7 responses to “Dear Imprudence: A “Tired Wife” Strikes Back?”

  1. anjak-j

    One thought occurs to me here – the oft-used reverse-sexism trope women use regarding the expectation of them to get well quickly from ailments and tend the house while men are accused of feigning near-death from something as simple as ‘flu.

    To me, this woman’s comments just reek of “if the situation were reversed, I’d be expected to buck up and get on with it.” Maybe she’d do well to consider how that would make her feel if she were the disabled person.

  2. Mel

    I’m curious Annaham, what did you think of Prudence’s advice?

  3. lilacsigil

    I suspect that you’re right about the gendered expectations – she’s been “perfect wife” and now she feels that she has to be “perfect wife (caring and planning)” and “perfect husband (earning)” while her husband has to take on no role at all. Whether or not he’s depressed (or she is!) it seems like she feels that there’s no place for him in their relationship. Without being able to analyse *why* their relationship is constructed that way, she is blaming his disability, when really that’s a catalyst rather than a cause.

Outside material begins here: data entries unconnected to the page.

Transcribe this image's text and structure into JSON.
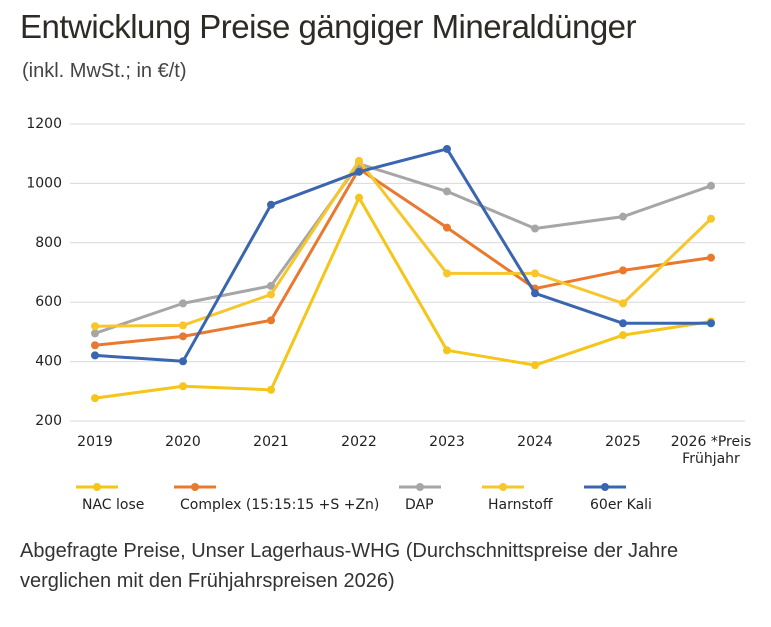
{
  "chart_data": {
    "type": "line",
    "title": "Entwicklung Preise gängiger Mineraldünger",
    "subtitle": "(inkl. MwSt.; in €/t)",
    "caption": "Abgefragte Preise, Unser Lagerhaus-WHG (Durchschnittspreise der Jahre verglichen mit den Frühjahrspreisen 2026)",
    "categories": [
      "2019",
      "2020",
      "2021",
      "2022",
      "2023",
      "2024",
      "2025",
      "2026 *Preis Frühjahr"
    ],
    "series": [
      {
        "name": "NAC lose",
        "color": "#f5c518",
        "values": [
          277,
          317,
          305,
          952,
          438,
          388,
          489,
          535
        ]
      },
      {
        "name": "Complex (15:15:15 +S +Zn)",
        "color": "#e8792f",
        "values": [
          455,
          485,
          539,
          1049,
          851,
          646,
          707,
          750
        ]
      },
      {
        "name": "DAP",
        "color": "#a6a6a6",
        "values": [
          495,
          596,
          655,
          1066,
          973,
          848,
          888,
          992
        ]
      },
      {
        "name": "Harnstoff",
        "color": "#f7c62b",
        "values": [
          519,
          522,
          626,
          1076,
          697,
          697,
          596,
          881
        ]
      },
      {
        "name": "60er Kali",
        "color": "#3a66b0",
        "values": [
          421,
          401,
          928,
          1039,
          1116,
          630,
          529,
          529
        ]
      }
    ],
    "ylim": [
      200,
      1200
    ],
    "yticks": [
      200,
      400,
      600,
      800,
      1000,
      1200
    ],
    "grid": true
  }
}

    I understand what you mean about the over-valuing of “independence”, but that’s not something I see here – she wants to be part of a partnership, but doesn’t know how.

  4. Kateryna Fury

    I find it odd she didn’t mention caregiver respite programs, made for such situations. I know not all areas have them but many states in the US and I am fairly sure other areas in this world have resources. If he is disabled, which obviously in this letter he is, then he also may qualify for another caregiver beyond her to relieve some of the burden. I felt the response was okay but it wasn’t very proactive and still puts all the stress on her husband for not being ready to heal and “get over it”. His brain was damaged by his own body, that is a grievous blow!

  5. Elizabeth

    I think you’re being a little too harsh. My husband and I BOTH have chronic illnesses, which can be an emotional struggle in many different ways. We both generally try to make the best of our situations, but it is impossible to stay upbeat all the time. It is certainly hard for me when my husband is going through a depressive period, and it is hard for him when I am. It is immensely hard to see someone I love suffer, and caring for a depressed partner takes up more spoons than either of us have available some days. (Even temporarily abled people only have so many spoons afterall.) I think it oversimplifies things quite a bit to say that the woman is simply upset that her husband can no longer fulfill the role of “perfect husband/breadwinner.” Having been on both sides of the caretaker/caretakee relationship throughout my marriage, I can say that each time I step into either roll, it provokes a new range of thoughts and feelings about my relationship and my life.

  6. hsofia

    From a feminist perspective, I’m happy to see a woman reaching out and asking for help (even if it is of an advice columnist) … a woman saying, “I can’t do this by myself. I don’t know what to do”. This is so much better than just resigning oneself to the role of suffering martyr woman who takes care of all although she feels like dying (or killing) on the inside. It’s hard for me to comment beyond that because I don’t know how I’d handle that situation – that level of stress would be hard for me to cope with.